What do you want more than anything else to make successful your views of slavery,  to advance the outspread of it, and to secure and perpetuate the nationality of it? What do you want more than anything else? What is needed absolutely? What is indispensable to you? Why, if I may, be allowed to answer the question, it is to retain a hold upon the North, it is to retain support and strength from the free States. If you can get this support and strength from the free States, you can succeed. If you do not get this support and this strength from the free States, you are in the minority, and you are beaten at once.

If that proposition be admitted,  and it is undeniable,  then the next thing I say to you is, that Douglas, of all the men in this nation, is the only man that affords you any hold upon the free States; that no other man can give you any strength in the free States. This being so, if you doubt the other branch of the proposition, whether he is for you whether he is really for you, as I have expressed it,  I propose asking your attention for a while to a few facts.

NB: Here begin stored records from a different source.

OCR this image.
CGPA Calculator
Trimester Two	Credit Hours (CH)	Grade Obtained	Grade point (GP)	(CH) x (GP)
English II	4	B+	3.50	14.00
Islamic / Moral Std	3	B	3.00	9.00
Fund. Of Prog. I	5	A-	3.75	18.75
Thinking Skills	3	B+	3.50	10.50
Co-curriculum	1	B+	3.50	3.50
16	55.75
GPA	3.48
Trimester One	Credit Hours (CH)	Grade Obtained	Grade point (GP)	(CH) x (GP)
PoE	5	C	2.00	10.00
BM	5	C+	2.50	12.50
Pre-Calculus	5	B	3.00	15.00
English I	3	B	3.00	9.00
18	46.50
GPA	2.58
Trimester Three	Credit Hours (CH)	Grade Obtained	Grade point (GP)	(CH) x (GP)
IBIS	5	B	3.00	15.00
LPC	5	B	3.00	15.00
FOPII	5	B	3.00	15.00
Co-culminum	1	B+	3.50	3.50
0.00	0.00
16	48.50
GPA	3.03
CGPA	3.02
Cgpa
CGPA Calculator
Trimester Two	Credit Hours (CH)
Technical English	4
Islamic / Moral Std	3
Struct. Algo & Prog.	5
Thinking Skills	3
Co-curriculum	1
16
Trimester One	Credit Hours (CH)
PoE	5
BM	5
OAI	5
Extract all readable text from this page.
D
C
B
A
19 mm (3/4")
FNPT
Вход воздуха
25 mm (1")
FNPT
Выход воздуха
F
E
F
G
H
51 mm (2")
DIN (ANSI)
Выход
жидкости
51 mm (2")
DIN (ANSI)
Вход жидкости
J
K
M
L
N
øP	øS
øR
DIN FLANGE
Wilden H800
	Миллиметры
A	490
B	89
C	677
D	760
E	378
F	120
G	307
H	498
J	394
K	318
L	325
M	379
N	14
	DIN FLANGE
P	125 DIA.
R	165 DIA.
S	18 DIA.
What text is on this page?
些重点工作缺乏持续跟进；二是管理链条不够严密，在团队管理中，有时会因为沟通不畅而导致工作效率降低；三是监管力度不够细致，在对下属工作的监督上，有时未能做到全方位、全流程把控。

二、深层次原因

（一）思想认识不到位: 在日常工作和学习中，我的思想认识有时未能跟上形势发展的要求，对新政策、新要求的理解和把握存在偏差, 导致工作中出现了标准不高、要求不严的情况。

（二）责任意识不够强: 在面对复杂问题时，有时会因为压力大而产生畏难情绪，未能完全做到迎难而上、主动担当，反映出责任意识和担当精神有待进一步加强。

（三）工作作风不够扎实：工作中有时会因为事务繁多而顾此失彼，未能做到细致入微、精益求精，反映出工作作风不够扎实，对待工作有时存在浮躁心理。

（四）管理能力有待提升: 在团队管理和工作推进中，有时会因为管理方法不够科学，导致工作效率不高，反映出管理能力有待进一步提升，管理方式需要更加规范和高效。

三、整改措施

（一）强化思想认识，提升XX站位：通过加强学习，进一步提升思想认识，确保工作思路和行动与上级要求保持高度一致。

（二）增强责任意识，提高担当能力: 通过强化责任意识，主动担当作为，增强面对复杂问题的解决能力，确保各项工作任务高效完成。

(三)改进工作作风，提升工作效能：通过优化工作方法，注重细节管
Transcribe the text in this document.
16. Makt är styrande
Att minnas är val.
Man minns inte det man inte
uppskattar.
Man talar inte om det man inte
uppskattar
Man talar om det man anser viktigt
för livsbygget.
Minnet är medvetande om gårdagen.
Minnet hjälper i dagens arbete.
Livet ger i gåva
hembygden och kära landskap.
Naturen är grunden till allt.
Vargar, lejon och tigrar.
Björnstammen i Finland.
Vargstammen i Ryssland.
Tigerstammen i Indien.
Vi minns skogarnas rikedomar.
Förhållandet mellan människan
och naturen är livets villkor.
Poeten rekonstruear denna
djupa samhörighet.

The issue between you and me, understand, is, that I think slavery is wrong, and ought not to be outspread; and you think it is right, and ought to be extended and perpetuated. [A voice, "Oh, Lord!"] That is my Kentuckian I am talking to now.

I now proceed to try to show you that Douglas is as sincerely for you and more wisely for you than you are for yourselves.

In the first place, we know that in a government like this, in a government of the people, where the voice of all the men of the country, substantially, enters into the execution or administration, rather of the government, in such a government, what lies at the bottom of all of it is public opinion. I lay down the proposition, that Judge Douglas is not only the man that promises you in advance a hold upon the North, and support in the North, but he constantly moulds public opinion to your ends; that in every possible way he can he constantly moulds the public opinion of the North to your ends; and if there are a few things in which he seems to be against you,  a few things which he says that appear to be against you, and a few that he forbears to say which you would like to have him say you ought to remember that the saying of the one, or the forbearing to say the other, would lose his hold upon the North, and, by consequence, would lose his capacity to serve you.

Upon this subject of moulding public opinion I call your attention to the fact for a well established fact it is that the Judge never says your institution of slavery is wrong. There is not a public man in the United States, I believe, with the exception of Senator Douglas, who has not, at some time in his life, declared his opinion whether the thing is right or wrong; but Senator Douglas never declares it is wrong. He leaves himself at perfect liberty to do all in your favor which he would be hindered from doing if he were to declare the thing to be wrong. On the contrary, he takes all the chances that he has for inveigling the sentiment of the North, opposed to slavery, into your support, by never saying it is right. This you ought to set down to his credit: You ought to give him full credit for this much; little though it be, in comparison to the whole which he does for you.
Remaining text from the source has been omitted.